In the last of her three guest blogs, Georgia Bulis-Gray continues to explore the sexualisation of dairy, this time focusing on cheese.
Through researching the advertisement of dairy in the 20th century, the utilization of the female body was undeniable. The female body is used as a brand in itself, completely obscuring the product in many instances and, instead, exemplifying the utility of sex to sell any product, even one as unexpected as cheese.
The Seriously Strong Cheddar advert is intriguingly aware of its own absurdity; the advert makes no real claims about the benefits of the product but merely utilizes the image of a woman’s body to capture the viewer’s attention, and plays on the obvious joke in the disconnectedness of the photograph and the product being sold. It is utilizing the basic premise that the image of a woman’s body sells products, no matter what they are. The joke comes from the text that reads “I like men to take me seriously” accompanying the image, since we are taught that a woman cannot and should not be taken seriously if they appear sexually appealing. By minimizing a woman to the status of a joke and an image to sell cheese, of all things, the advert makes an important statement about the role of the female body in our society, that it can be so easily used and so easily understood in this way; as a joke and as an object on a page.
The Dutch Cheese advert functions in a slightly different way. The woman in this image is not overtly sexualized, however, the connotations of the milk maids outfit she is wearing along with the unquestionably seductive facial expression and notably prominent sideways profile of her chest and waist (and I won’t go into the meaning of her holding balls of cheese) , all confirm the intentionality of choosing this “Dutch girl” to represent their cheese brand. The importance of her look is confirmed when the advert explicitly implores the viewer to look out for her image: “Where you see the Dutch girl you can buy Dutch cheese”. A question of social status is further incorporated into the rhetoric here, as she is not only a woman and a body but also a producer and seller of a coveted product. This advert seems to appeal not to women specifically but all consumers, perhaps more so men, who are trained and encouraged to seek out this female form.

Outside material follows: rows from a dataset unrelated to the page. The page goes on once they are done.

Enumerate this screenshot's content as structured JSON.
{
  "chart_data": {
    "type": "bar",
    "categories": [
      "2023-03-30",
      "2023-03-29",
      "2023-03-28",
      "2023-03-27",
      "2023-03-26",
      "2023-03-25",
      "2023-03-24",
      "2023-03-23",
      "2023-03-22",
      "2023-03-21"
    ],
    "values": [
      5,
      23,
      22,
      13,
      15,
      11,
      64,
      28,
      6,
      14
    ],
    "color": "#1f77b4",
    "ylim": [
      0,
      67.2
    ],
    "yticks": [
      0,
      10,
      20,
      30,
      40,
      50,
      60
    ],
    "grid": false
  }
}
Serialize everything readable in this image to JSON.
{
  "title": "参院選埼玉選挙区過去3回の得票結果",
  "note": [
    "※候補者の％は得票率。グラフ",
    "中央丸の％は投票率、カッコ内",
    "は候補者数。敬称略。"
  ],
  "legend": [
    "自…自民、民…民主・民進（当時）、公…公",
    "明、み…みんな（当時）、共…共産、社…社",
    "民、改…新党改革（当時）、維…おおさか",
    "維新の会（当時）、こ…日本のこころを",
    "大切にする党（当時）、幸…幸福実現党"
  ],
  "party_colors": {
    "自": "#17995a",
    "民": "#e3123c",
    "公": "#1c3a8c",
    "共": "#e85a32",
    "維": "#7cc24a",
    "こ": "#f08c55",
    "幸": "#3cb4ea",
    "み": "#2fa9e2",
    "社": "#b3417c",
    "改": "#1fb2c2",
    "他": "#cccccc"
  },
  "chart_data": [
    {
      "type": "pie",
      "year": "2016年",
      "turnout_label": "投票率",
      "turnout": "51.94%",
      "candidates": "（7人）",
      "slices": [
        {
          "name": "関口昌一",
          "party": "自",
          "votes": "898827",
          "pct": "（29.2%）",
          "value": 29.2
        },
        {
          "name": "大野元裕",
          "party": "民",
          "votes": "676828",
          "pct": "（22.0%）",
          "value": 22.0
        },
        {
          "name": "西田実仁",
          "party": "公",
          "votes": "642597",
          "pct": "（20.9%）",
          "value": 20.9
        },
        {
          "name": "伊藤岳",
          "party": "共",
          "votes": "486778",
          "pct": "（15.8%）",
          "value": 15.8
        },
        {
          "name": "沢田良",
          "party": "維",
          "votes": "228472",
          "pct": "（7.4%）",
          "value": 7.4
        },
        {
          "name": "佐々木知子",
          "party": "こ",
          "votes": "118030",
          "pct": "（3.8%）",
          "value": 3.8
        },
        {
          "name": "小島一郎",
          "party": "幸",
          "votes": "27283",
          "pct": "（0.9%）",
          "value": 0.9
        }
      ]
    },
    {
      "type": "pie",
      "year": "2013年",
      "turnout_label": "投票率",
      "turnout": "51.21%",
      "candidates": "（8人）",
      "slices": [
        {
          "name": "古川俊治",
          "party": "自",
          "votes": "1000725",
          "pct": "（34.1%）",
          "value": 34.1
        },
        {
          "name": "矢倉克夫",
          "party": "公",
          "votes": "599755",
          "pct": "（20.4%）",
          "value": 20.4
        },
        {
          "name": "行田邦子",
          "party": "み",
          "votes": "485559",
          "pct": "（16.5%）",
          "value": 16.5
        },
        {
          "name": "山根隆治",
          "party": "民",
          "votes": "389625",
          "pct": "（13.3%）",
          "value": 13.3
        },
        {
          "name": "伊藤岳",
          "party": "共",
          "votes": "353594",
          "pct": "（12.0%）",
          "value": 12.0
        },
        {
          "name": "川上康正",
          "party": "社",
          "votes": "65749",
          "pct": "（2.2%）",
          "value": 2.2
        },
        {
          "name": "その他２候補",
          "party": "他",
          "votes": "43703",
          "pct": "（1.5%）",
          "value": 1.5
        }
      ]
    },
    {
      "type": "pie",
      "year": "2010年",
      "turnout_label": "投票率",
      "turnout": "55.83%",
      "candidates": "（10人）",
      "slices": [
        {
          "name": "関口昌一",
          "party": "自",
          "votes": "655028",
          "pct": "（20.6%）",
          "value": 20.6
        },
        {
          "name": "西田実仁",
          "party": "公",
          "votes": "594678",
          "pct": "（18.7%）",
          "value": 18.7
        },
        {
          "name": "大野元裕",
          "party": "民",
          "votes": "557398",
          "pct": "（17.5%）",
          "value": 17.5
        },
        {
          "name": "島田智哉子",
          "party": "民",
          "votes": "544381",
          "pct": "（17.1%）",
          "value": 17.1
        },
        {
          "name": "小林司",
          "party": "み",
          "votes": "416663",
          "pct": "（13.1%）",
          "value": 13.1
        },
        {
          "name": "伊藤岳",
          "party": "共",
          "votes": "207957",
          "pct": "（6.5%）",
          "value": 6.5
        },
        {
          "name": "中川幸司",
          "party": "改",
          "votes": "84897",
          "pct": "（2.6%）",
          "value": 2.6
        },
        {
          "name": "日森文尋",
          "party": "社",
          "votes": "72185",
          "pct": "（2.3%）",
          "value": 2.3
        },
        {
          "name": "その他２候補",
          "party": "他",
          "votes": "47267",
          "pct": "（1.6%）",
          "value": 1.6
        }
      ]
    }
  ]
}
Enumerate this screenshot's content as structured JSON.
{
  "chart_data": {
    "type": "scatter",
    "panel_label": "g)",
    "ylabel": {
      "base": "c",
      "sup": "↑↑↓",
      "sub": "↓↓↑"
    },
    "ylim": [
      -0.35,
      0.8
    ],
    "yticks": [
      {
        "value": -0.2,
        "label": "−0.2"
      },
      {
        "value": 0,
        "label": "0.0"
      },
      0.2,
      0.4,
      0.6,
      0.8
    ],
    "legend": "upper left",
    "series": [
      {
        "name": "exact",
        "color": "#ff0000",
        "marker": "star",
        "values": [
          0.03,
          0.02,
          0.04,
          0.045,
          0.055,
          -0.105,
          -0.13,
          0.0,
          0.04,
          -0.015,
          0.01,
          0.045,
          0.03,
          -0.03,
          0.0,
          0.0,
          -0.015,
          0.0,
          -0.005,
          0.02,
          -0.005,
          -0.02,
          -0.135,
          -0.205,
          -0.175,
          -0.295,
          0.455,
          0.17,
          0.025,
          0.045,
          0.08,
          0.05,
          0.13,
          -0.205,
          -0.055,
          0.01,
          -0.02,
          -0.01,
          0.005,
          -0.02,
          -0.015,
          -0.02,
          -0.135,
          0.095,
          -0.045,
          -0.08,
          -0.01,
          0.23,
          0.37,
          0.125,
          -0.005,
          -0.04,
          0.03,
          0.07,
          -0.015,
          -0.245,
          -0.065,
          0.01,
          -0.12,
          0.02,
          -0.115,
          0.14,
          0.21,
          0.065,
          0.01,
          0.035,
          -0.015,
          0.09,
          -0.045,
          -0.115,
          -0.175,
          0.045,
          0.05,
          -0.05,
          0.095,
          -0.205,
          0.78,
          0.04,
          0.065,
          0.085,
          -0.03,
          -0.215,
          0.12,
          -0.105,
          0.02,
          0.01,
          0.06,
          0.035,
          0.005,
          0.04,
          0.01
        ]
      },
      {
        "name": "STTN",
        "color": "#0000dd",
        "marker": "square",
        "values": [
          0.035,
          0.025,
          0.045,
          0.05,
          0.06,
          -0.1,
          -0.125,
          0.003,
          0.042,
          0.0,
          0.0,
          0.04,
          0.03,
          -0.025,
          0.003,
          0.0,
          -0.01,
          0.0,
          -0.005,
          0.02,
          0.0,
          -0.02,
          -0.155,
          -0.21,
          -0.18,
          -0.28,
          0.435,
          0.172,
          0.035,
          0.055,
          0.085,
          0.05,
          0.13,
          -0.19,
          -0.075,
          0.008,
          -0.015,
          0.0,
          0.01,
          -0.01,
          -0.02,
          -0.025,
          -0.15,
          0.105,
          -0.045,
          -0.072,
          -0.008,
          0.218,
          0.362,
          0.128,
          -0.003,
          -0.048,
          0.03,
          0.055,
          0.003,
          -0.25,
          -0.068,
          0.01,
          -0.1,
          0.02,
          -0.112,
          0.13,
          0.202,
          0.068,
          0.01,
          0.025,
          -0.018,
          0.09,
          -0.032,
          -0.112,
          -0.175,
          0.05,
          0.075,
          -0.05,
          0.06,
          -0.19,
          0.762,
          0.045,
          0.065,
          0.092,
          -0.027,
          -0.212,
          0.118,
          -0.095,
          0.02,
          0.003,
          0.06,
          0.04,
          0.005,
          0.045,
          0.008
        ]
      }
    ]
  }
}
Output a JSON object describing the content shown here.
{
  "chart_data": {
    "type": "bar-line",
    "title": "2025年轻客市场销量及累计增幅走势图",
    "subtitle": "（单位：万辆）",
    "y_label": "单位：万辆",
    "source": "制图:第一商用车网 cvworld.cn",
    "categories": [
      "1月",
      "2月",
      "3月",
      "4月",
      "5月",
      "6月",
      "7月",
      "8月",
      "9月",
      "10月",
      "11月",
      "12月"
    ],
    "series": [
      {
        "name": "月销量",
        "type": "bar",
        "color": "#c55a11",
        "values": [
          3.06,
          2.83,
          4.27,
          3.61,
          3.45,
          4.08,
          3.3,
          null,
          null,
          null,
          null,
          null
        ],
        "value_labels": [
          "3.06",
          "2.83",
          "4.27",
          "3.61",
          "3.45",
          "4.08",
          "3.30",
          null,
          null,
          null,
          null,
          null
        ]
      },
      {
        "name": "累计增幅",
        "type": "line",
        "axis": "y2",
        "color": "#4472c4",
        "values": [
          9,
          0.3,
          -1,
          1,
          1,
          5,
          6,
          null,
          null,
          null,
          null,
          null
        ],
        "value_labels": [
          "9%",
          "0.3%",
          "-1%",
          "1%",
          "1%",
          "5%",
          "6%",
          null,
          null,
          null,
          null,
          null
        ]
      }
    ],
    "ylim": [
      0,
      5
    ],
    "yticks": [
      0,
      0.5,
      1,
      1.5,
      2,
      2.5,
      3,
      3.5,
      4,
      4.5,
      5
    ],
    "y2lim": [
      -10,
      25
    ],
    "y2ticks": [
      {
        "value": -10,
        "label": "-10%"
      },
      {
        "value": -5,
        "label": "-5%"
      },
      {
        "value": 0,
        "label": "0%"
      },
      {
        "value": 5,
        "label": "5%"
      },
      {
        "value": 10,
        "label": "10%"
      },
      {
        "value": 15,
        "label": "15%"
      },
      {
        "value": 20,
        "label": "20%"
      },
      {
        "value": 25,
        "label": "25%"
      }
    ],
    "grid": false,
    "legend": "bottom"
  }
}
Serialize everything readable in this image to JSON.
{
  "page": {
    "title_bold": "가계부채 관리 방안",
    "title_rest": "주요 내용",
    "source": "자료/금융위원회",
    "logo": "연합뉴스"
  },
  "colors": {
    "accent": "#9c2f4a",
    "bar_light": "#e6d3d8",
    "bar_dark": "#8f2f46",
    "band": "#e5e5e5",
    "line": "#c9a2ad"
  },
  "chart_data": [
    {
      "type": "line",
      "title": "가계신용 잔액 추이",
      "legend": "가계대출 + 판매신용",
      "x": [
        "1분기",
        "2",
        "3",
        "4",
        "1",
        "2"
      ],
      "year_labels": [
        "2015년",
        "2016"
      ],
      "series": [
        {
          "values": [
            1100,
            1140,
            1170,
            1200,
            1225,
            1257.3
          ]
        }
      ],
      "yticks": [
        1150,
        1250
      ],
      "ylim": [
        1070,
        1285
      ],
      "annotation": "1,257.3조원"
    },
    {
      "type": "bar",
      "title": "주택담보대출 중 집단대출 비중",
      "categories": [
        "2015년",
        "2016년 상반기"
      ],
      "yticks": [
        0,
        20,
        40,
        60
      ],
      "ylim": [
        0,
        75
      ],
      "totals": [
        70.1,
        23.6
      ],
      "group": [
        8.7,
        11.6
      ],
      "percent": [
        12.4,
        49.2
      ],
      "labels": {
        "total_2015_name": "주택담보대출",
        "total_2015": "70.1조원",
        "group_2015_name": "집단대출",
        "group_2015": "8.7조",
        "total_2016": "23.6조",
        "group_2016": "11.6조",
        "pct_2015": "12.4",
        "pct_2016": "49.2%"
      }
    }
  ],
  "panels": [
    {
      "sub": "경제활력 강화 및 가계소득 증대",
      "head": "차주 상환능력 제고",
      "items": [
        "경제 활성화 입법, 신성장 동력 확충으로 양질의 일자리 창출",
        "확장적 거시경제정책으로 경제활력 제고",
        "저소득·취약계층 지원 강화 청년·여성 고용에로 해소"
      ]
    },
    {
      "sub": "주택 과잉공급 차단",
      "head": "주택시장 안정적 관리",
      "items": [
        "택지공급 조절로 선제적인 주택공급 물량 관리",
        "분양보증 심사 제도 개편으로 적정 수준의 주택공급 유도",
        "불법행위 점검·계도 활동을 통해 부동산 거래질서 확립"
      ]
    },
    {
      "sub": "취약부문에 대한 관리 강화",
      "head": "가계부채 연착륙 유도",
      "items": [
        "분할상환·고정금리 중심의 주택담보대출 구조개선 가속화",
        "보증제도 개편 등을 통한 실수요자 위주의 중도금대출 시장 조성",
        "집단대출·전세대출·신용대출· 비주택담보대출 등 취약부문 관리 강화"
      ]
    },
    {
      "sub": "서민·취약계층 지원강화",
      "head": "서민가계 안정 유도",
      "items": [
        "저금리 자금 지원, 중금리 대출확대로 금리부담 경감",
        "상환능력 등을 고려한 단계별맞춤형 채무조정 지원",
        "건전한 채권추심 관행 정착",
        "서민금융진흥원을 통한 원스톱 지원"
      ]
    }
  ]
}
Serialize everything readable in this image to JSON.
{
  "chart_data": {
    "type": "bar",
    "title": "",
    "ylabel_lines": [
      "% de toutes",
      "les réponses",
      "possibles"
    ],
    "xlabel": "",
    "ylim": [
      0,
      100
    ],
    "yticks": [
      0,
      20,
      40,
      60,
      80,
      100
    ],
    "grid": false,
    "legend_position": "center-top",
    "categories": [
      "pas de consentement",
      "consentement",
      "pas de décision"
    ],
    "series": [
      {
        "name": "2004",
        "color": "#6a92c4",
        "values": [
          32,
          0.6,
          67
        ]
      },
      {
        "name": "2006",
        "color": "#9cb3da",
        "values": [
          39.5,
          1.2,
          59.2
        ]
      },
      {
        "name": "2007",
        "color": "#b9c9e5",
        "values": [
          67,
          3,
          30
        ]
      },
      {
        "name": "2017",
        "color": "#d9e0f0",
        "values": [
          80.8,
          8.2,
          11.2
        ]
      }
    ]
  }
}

Comparing the images, it is striking to notice how similar they are. Each woman looks directly at the viewer, either inviting them to want her or to want to be her. Each woman is portrayed in impossibly perfect physical form, and their clothing is either minimal, sexual or non-existent. Whether the advertisers utilize the female form in a knowing sense to catch the eye, as a joke to sell a memorable product, or as a genuine attempt to engage the viewer’s desires, each advert explicitly links their dairy product to the sexuality of a woman.